After graduating from Littleton Excessive Faculty in Littleton, Colorado, a suburb of Denver, in 1964, Lynn headed to New York, the place she made ends meet as a mobster membership lady and usher on the New York State Theater (now the David H. Koch Theater ) at Lincoln Middle, house of the New York Metropolis Ballet. Patrolling the paths gave her the chance to review the work of grasp choreographers reminiscent of Jerome Robbins and George Balanchine.
Though she failed to comprehend her goals of turning into a prima ballerina, Ms Taylor-Corbett made her mark as a dancer. She toured Africa and the Center East within the late Nineteen Sixties as the one white member of the group Alvin Aileythe well-known dance firm.
After leaving the corporate, she danced on Broadway in reveals together with “Promises, Promises”, the 1968 musical by Neil Simon and Burt Bacharach and by Cy Coleman and Carolyn Lee “Seesaw” (1973). Later, she was an understudy for the function of Cassie in “A Refrain Line.”
Nonetheless, she slowly started to see her future in choreography, though she continued to bounce for a number of years. “5 years in the past my profession meant my legs, arms and physique,” she instructed The Instances in 1977, “and in the present day my mind and thoughts depend too.”
Her profession took a flip in 1972 when she helped discovered the Theater Dance Assortment, an organization that used quick tales, poetry and tune to “reimagine dance to make it enjoyable in addition to artwork,” in line with The Instances. With little curiosity within the mental limits of the dance, its founders jokingly referred to themselves because the “derrière‐garde”.
She later discovered her place in Hollywood – to not point out the legends of the 80s – by setting the steps for Kevin Bacon’s well-known acrobatic solo dance in “relaxed” (1984), Herbert Ross’s invigorating movie a couple of Midwestern teenager making his manner by small-town repression.
Along with her son, Mrs. Taylor-Corbett is survived by 5 sisters, Sharon Taylor Talbot, Kelly Taylor, Janie Murphy, Leslie Taylor and Kathleen Taylor. Her marriage to Michael Corbett, a music director, led to divorce in 1983.
Ms.
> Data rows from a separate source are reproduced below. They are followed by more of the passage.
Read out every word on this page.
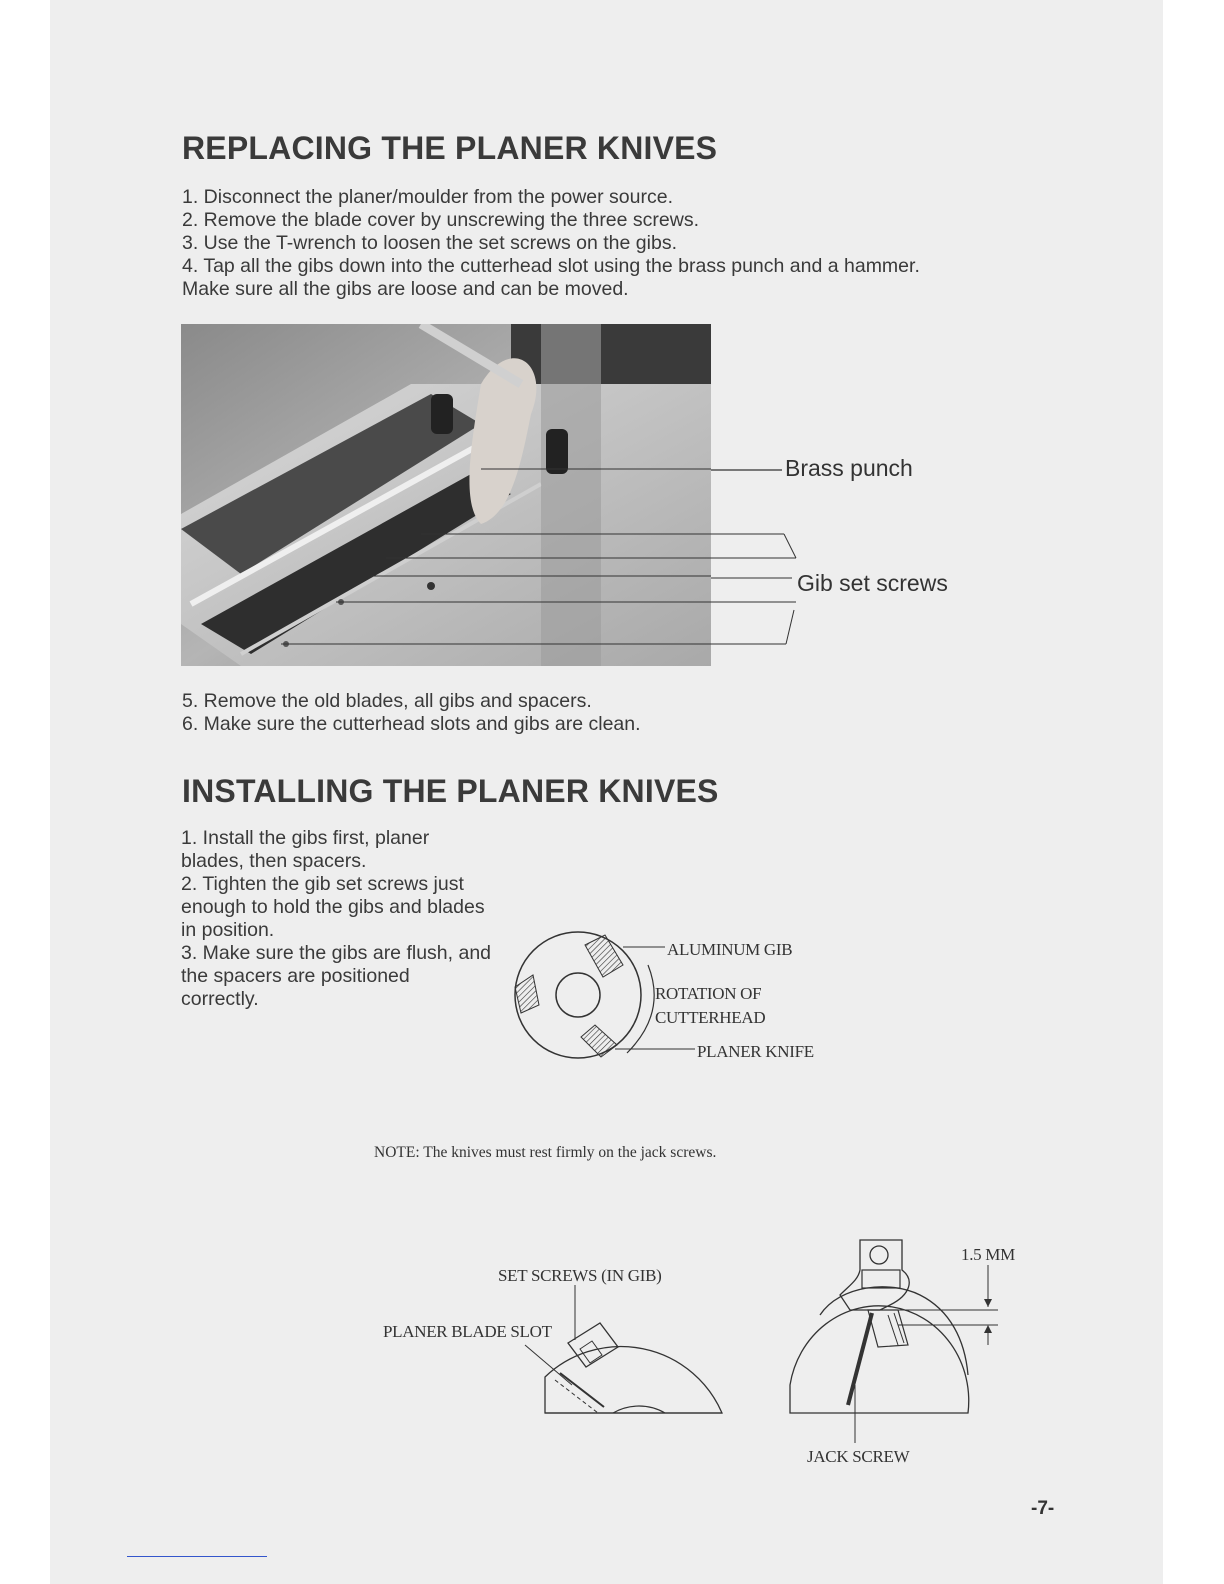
REPLACING THE PLANER KNIVES
1. Disconnect the planer/moulder from the power source.
2. Remove the blade cover by unscrewing the three screws.
3. Use the T-wrench to loosen the set screws on the gibs.
4. Tap all the gibs down into the cutterhead slot using the brass punch and a hammer.
Make sure all the gibs are loose and can be moved.
Brass punch
Gib set screws
5. Remove the old blades, all gibs and spacers.
6. Make sure the cutterhead slots and gibs are clean.
INSTALLING THE PLANER KNIVES
1. Install the gibs first, planer blades, then spacers.
2. Tighten the gib set screws just enough to hold the gibs and blades in position.
3. Make sure the gibs are flush, and the spacers are positioned correctly.
ALUMINUM GIB
ROTATION OF
CUTTERHEAD
PLANER KNIFE
NOTE: The knives must rest firmly on the jack screws.
SET SCREWS (IN GIB)
PLANER BLADE SLOT
1.5 MM
JACK SCREW
-7-
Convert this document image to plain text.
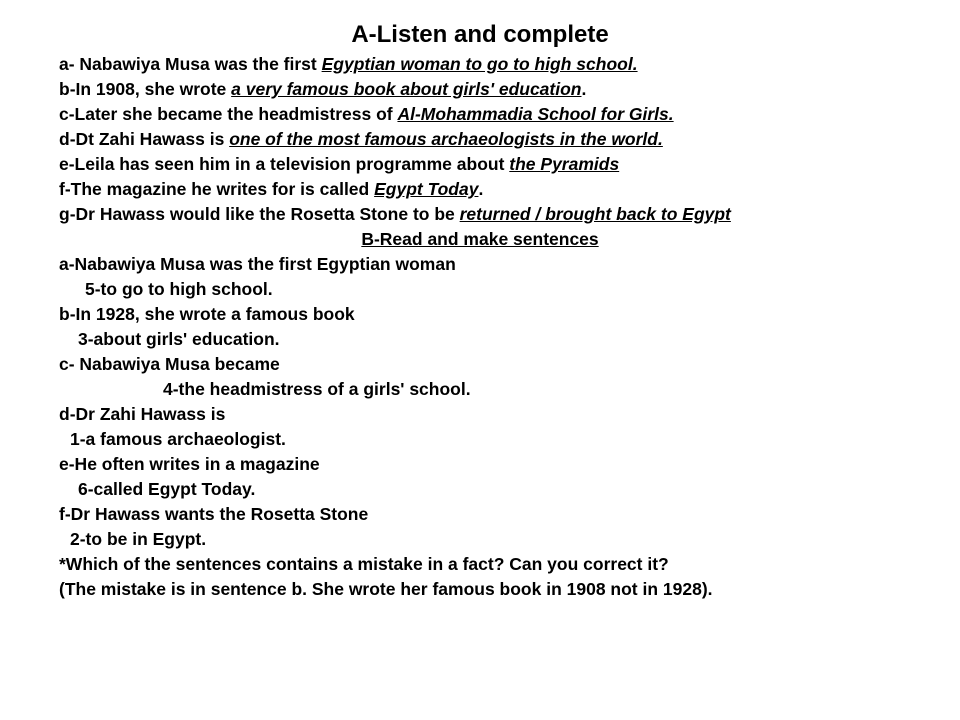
A-Listen and complete
a- Nabawiya Musa was the first Egyptian woman to go to high school.
b-In 1908, she wrote a very famous book about girls' education.
c-Later she became the headmistress of Al-Mohammadia School for Girls.
d-Dt Zahi Hawass is one of the most famous archaeologists in the world.
e-Leila has seen him in a television programme about the Pyramids
f-The magazine he writes for is called Egypt Today.
g-Dr Hawass would like the Rosetta Stone to be returned / brought back to Egypt
B-Read and make sentences
a-Nabawiya Musa was the first Egyptian woman
5-to go to high school.
b-In 1928, she wrote a famous book
3-about girls' education.
c- Nabawiya Musa became
4-the headmistress of a girls' school.
d-Dr Zahi Hawass is
1-a famous archaeologist.
e-He often writes in a magazine
6-called Egypt Today.
f-Dr Hawass wants the Rosetta Stone
2-to be in Egypt.
*Which of the sentences contains a mistake in a fact? Can you correct it?
(The mistake is in sentence b. She wrote her famous book in 1908 not in 1928).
Taylor-Corbett has labored with ballet firms world wide, together with greater than 25 years with Carolina Ballet in Raleigh, North Carolina. In 2009 she was nominated for Drama Desk Award for choreography for “My Vaudeville Man!” which she additionally directed.
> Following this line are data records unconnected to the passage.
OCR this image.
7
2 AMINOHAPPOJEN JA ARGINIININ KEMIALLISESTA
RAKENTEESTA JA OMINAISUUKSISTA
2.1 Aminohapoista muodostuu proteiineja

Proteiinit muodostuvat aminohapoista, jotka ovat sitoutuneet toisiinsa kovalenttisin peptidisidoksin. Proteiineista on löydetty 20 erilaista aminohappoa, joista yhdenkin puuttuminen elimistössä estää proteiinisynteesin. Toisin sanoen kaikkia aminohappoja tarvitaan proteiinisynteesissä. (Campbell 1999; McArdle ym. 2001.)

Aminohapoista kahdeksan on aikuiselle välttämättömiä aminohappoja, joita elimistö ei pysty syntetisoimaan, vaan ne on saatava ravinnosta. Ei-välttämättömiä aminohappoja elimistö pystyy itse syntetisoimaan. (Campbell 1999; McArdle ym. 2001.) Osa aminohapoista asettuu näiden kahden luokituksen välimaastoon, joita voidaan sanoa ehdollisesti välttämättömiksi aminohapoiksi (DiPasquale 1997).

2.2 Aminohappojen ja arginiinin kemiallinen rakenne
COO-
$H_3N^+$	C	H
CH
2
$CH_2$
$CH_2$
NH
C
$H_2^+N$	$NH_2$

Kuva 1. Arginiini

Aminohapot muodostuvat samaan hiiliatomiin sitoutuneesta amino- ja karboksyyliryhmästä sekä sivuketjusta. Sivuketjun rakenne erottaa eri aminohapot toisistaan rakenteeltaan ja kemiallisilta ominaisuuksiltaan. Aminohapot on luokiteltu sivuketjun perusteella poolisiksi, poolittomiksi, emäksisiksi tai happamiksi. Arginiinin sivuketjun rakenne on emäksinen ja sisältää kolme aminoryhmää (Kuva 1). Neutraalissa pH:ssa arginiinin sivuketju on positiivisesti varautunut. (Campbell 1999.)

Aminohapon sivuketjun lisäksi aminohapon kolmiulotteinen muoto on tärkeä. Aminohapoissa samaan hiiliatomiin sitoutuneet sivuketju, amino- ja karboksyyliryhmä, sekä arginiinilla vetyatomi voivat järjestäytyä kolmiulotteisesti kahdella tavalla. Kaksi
Lately Ms Taylor-Corbett has been consumed by it “Distant Thunder”, a Native American-themed musical she created together with her son, a Broadway performer himself, who starred in an Off Broadway manufacturing that had a restricted run final fall.
Distant Thunder, that includes an indigenous solid, focuses on a member of the Blackfeet Nation who was banished from tribal lands as a boy, solely to return years later as a profitable lawyer with bold plans. The topic is exterior of her fast life expertise, however Sean Taylor-Corbett stated his mom was at all times making an attempt to push herself past her consolation zone to inform new tales.
“Each life requires a specific amount of invention,” Ms. Taylor-Corbett stated within the 2024 video interview, “however the lifetime of a contract artist requires fixed invention. I imply, how do any of us grow to be who we’re? I consider it is very important inform our tales and depart behind what knowledge we will.”